Everybody knows before The Source became The Sauce, it was the information spot for a hip-hop aficionado. I was talking to Dave the other day, and he noted how it took a lot more dedication to be a fan back in the day. You had to actually buy music, study videos to see who was down with who, and wait monthly to find out what was going in this genre we obsessed over. Growing up in the Manawatu, my exposure to Hip-Hop in the late 80s, early 90s, didn't exceed much more than Rhythm Volume CD's and RTR Countdown. But later on I could rely on The Source as a bible. It was an authority on pretty much everything that I cared about at 16.

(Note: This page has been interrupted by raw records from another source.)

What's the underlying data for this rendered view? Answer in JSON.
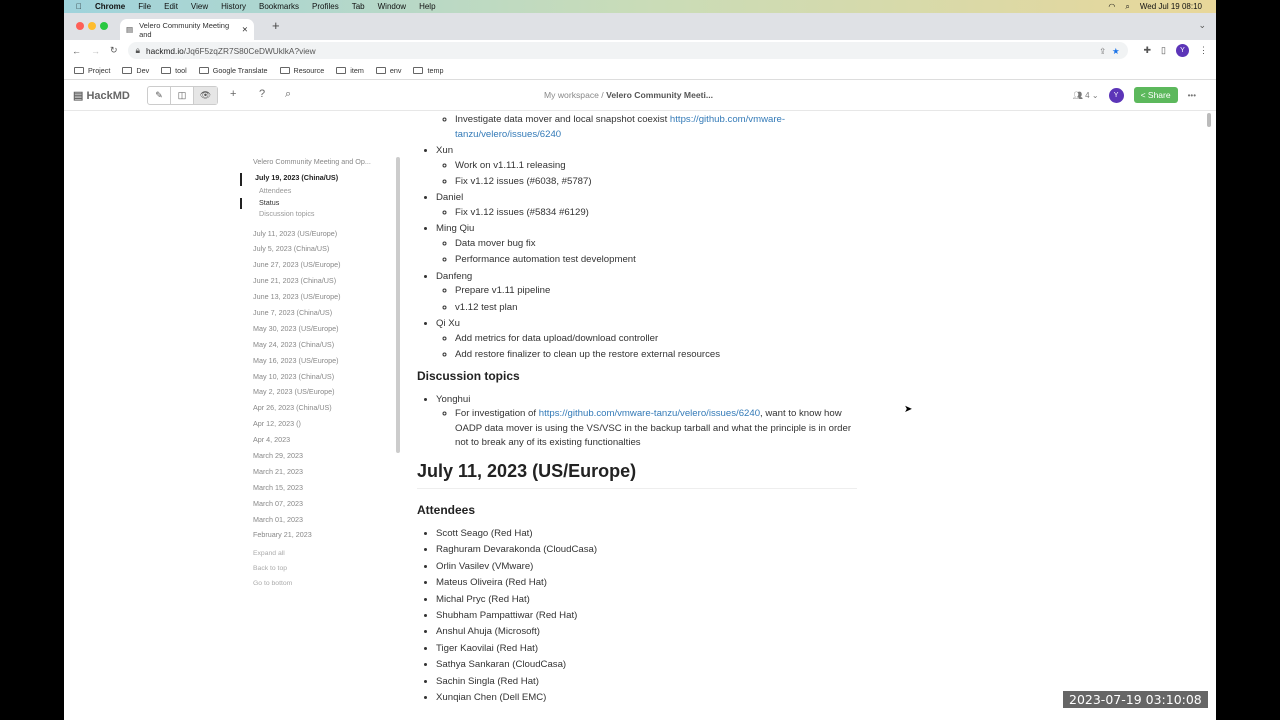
{
  "menubar": {
    "app": "Chrome",
    "items": [
      "File",
      "Edit",
      "View",
      "History",
      "Bookmarks",
      "Profiles",
      "Tab",
      "Window",
      "Help"
    ],
    "clock": "Wed Jul 19  08:10"
  },
  "tab": {
    "title": "Velero Community Meeting and"
  },
  "address": {
    "host": "hackmd.io",
    "path": "/Jq6F5zqZR7S80CeDWUklkA?view",
    "profile": "Y"
  },
  "bookmarks": [
    "Project",
    "Dev",
    "tool",
    "Google Translate",
    "Resource",
    "item",
    "env",
    "temp"
  ],
  "navbar": {
    "logo": "HackMD",
    "workspace": "My workspace /",
    "note_title": "Velero Community Meeti...",
    "online_count": "4",
    "avatar": "Y",
    "share": "Share"
  },
  "toc": {
    "title": "Velero Community Meeting and Op...",
    "current": "July 19, 2023 (China/US)",
    "subs": [
      "Attendees",
      "Status",
      "Discussion topics"
    ],
    "items": [
      "July 11, 2023 (US/Europe)",
      "July 5, 2023 (China/US)",
      "June 27, 2023 (US/Europe)",
      "June 21, 2023 (China/US)",
      "June 13, 2023 (US/Europe)",
      "June 7, 2023 (China/US)",
      "May 30, 2023 (US/Europe)",
      "May 24, 2023 (China/US)",
      "May 16, 2023 (US/Europe)",
      "May 10, 2023 (China/US)",
      "May 2, 2023 (US/Europe)",
      "Apr 26, 2023 (China/US)",
      "Apr 12, 2023 ()",
      "Apr 4, 2023",
      "March 29, 2023",
      "March 21, 2023",
      "March 15, 2023",
      "March 07, 2023",
      "March 01, 2023",
      "February 21, 2023"
    ],
    "footer": [
      "Expand all",
      "Back to top",
      "Go to bottom"
    ]
  },
  "doc": {
    "top_sub": {
      "text": "Investigate data mover and local snapshot coexist ",
      "link": "https://github.com/vmware-tanzu/velero/issues/6240"
    },
    "status": [
      {
        "name": "Xun",
        "items": [
          "Work on v1.11.1 releasing",
          "Fix v1.12 issues (#6038, #5787)"
        ]
      },
      {
        "name": "Daniel",
        "items": [
          "Fix v1.12 issues (#5834 #6129)"
        ]
      },
      {
        "name": "Ming Qiu",
        "items": [
          "Data mover bug fix",
          "Performance automation test development"
        ]
      },
      {
        "name": "Danfeng",
        "items": [
          "Prepare v1.11 pipeline",
          "v1.12 test plan"
        ]
      },
      {
        "name": "Qi Xu",
        "items": [
          "Add metrics for data upload/download controller",
          "Add restore finalizer to clean up the restore external resources"
        ]
      }
    ],
    "discussion_heading": "Discussion topics",
    "discussion": {
      "name": "Yonghui",
      "pre": "For investigation of ",
      "link": "https://github.com/vmware-tanzu/velero/issues/6240",
      "post": ", want to know how OADP data mover is using the VS/VSC in the backup tarball and what the principle is in order not to break any of its existing functionalties"
    },
    "section2_title": "July 11, 2023 (US/Europe)",
    "attendees_heading": "Attendees",
    "attendees": [
      "Scott Seago (Red Hat)",
      "Raghuram Devarakonda (CloudCasa)",
      "Orlin Vasilev (VMware)",
      "Mateus Oliveira (Red Hat)",
      "Michal Pryc (Red Hat)",
      "Shubham Pampattiwar (Red Hat)",
      "Anshul Ahuja (Microsoft)",
      "Tiger Kaovilai (Red Hat)",
      "Sathya Sankaran (CloudCasa)",
      "Sachin Singla (Red Hat)",
      "Xunqian Chen (Dell EMC)"
    ]
  },
  "timestamp": "2023-07-19 03:10:08",
  "colors": {
    "share": "#5cb85c",
    "link": "#337ab7",
    "avatar": "#5c35b8"
  }
}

None was more important than Issue #100, January 1998. I was 13 and I remember riding my bike down to the local Write Price (Feilding's answer to Pack'n'Save) where they, unusually, stocked the magazine. Though my knowledge of rap music was advanced compared to most of my Palmy peers (I remember being asked "did you know Busta Rhymes is in Wu-Tang?"), I still didn't have a full grasp on the culture. Almost all questions were answered in this one issue. Top 100 Albums of All-Time, Top 100 Songs of All-Time, Greatest Verse of All-Time, and so on. I spent the next few months diggin' in The Warehouse bargain bins for re-issues of Paid In Full and It Takes A Nation Of Millions. See, I always knew of these artists but didn't quite understand their importance. With such limited resources it felt like the task of working out a whole cultures history would be somewhat impossible (the advent of the internet makes this sound oh so ridiculous).

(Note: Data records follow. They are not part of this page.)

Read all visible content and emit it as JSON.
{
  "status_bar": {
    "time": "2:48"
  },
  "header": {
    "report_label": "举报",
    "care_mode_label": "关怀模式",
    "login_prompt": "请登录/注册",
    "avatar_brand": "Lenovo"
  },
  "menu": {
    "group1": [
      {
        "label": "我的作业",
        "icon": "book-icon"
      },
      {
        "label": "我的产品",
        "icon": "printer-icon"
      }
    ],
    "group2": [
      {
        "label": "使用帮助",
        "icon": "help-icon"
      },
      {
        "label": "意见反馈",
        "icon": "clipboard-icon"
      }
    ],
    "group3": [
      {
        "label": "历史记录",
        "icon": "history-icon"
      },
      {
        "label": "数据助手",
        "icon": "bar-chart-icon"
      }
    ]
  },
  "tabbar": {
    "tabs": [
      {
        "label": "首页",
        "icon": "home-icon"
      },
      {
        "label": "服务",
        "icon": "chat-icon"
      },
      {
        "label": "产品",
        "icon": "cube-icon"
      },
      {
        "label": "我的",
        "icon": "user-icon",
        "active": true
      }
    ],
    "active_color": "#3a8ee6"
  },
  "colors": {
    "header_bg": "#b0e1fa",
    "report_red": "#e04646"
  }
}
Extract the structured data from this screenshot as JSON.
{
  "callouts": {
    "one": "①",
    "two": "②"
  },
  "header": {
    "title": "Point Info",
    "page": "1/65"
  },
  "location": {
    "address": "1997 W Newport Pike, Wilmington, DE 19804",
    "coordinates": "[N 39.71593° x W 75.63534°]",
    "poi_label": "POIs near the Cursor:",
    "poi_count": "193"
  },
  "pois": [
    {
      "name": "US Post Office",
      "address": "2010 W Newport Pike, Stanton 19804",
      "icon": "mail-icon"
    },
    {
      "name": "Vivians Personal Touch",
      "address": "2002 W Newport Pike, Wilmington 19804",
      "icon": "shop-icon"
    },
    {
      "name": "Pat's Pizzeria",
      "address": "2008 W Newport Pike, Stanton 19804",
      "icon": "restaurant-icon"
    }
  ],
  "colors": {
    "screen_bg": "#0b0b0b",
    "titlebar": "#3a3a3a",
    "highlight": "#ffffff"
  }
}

That one issue gave me a foundation to work off, something I think a lot of todays artists don't have. Even though I discovered so much good shit from the past, I still wouldn't put any album pre-1992 in my personal Top 10. I grew up on Death Row and Bad Boy and their influence on me obliterates Run DMC or Boogie Down Productions. But that particular Source edition gave me a comprehensive understanding of where it all came from. It buzzes me out when kids nowadays think DMX is as old school as it gets.
Its also interesting to see how much the history of hip-hop has changed since this issue.
- Best Producer of All-Time: Puff Daddy
- "I Get Around" the only Tupac joint in the 100 Best Songs. No All Eyez On Me in the 100 Best Albums.
- Best Song of All-Time: EPMD - You Gots To Chill
- No Jay-Z in the 100 Best Songs.
- Illmatic the most underrated album ever.